Targeting Calcium Homeostasis in Myocardial Ischemia/Reperfusion Injury: An Overview of Regulatory Mechanisms and Therapeutic Reagents

Abstract

Calcium homeostasis plays an essential role in maintaining excitation-contraction coupling (ECC) in cardiomyocytes, including calcium release, recapture, and storage. Disruption of calcium homeostasis may affect heart function, leading to the development of various heart diseases. Myocardial ischemia/reperfusion (MI/R) injury may occur after revascularization, which is a treatment used in coronary heart disease. MI/R injury is a complex pathological process, and the main cause of increased mortality and disability after treatment of coronary heart disease. However, current methods and drugs for treating MI/R injury are very scarce, not ideal, and have limitations. Studies have shown that MI/R injury can cause calcium overload that can further aggravate MI/R injury. Therefore, we reviewed the effects of critical calcium pathway regulators on MI/R injury and drew an intuitive diagram of the calcium homeostasis pathway. We also summarized and analyzed calcium pathway-related or MI/R drugs under research or marketing by searching Therapeutic Target and PubMed Databases. The data analysis showed that six drugs and corresponding targets are used to treat MI/R injury and involved in calcium signaling pathways. We emphasize the relevance of further detailed investigation of MI/R injury and calcium homeostasis and the therapeutic role of calcium homeostasis in MI/R injury, which bridges basic research and clinical applications of MI/R injury.

Keywords: Therapeutic Target Database; calcium homeostasis; calcium signaling pathway; myocardial ischemia/reperfusion injury; therapeutic reagents.

Figure 1

Venn diagram of drugs from MI/R injury and calcium signaling pathway. We collected 16 drugs for the treatment of MIR injury and 30 drugs involved in calcium signaling pathway. The MI/R drugs related to calcium signaling pathway include: adenosine, ridogrel, vorapaxar, metoprolol, flunarizine, and zoniporide hydrochloride.

Figure 2

Calcium overload is the important target of treating myocardial ischemia/reperfusion (MI/R) injury.

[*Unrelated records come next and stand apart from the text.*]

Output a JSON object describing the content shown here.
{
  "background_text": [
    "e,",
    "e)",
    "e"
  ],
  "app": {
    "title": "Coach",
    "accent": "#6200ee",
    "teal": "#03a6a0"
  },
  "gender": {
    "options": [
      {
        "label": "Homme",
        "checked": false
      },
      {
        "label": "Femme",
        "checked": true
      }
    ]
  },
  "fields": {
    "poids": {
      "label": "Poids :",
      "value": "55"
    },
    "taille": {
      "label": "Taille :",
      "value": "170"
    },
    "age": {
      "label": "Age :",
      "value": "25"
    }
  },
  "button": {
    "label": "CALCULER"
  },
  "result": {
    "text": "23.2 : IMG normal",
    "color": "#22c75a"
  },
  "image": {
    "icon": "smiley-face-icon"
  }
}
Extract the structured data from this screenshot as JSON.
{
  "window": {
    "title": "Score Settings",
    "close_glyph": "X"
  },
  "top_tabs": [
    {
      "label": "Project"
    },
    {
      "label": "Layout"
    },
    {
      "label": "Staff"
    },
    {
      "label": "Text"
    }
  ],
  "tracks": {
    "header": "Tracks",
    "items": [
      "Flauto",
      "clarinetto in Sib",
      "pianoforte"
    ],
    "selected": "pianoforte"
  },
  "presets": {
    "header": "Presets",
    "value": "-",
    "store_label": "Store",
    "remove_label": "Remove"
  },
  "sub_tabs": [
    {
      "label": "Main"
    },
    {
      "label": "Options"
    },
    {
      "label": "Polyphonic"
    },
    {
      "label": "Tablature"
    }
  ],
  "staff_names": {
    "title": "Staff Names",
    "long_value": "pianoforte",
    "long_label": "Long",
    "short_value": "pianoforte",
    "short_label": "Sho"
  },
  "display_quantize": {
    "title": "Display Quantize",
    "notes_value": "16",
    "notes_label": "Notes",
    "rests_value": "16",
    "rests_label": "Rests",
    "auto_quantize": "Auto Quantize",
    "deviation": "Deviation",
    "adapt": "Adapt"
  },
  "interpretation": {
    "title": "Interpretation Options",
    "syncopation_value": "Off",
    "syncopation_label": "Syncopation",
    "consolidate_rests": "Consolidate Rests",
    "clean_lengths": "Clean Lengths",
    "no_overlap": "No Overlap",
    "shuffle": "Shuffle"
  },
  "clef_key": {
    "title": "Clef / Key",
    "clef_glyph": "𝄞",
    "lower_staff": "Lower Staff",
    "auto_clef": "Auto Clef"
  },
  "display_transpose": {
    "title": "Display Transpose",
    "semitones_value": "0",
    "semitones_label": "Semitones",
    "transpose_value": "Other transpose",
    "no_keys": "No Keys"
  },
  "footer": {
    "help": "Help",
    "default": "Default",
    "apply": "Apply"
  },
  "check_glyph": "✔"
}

The maintenance of calcium homeostasis requires the participation of multiple regulatory proteins including LTCC, RyR2, SERCA, NCX, PLB, FKBP12.6, and CaMK II. When MI/R occurs, calcium homeostasis will be broken and further developed into calcium overload. Calcium overload further exacerbates MI/R injury. Therefore, inhibiting calcium overload is an effective way to reduce MI/R injury. These drugs currently on the market or under investigation including adenosine, ridogrel, vorapaxar, metoprolol, flunarizine, and zoniporide hydrochloride, are for the treatment of MI/R injury or have the potential to treat MI/R injury. These drugs can play a cardioprotective role by regulating the calcium signaling pathway.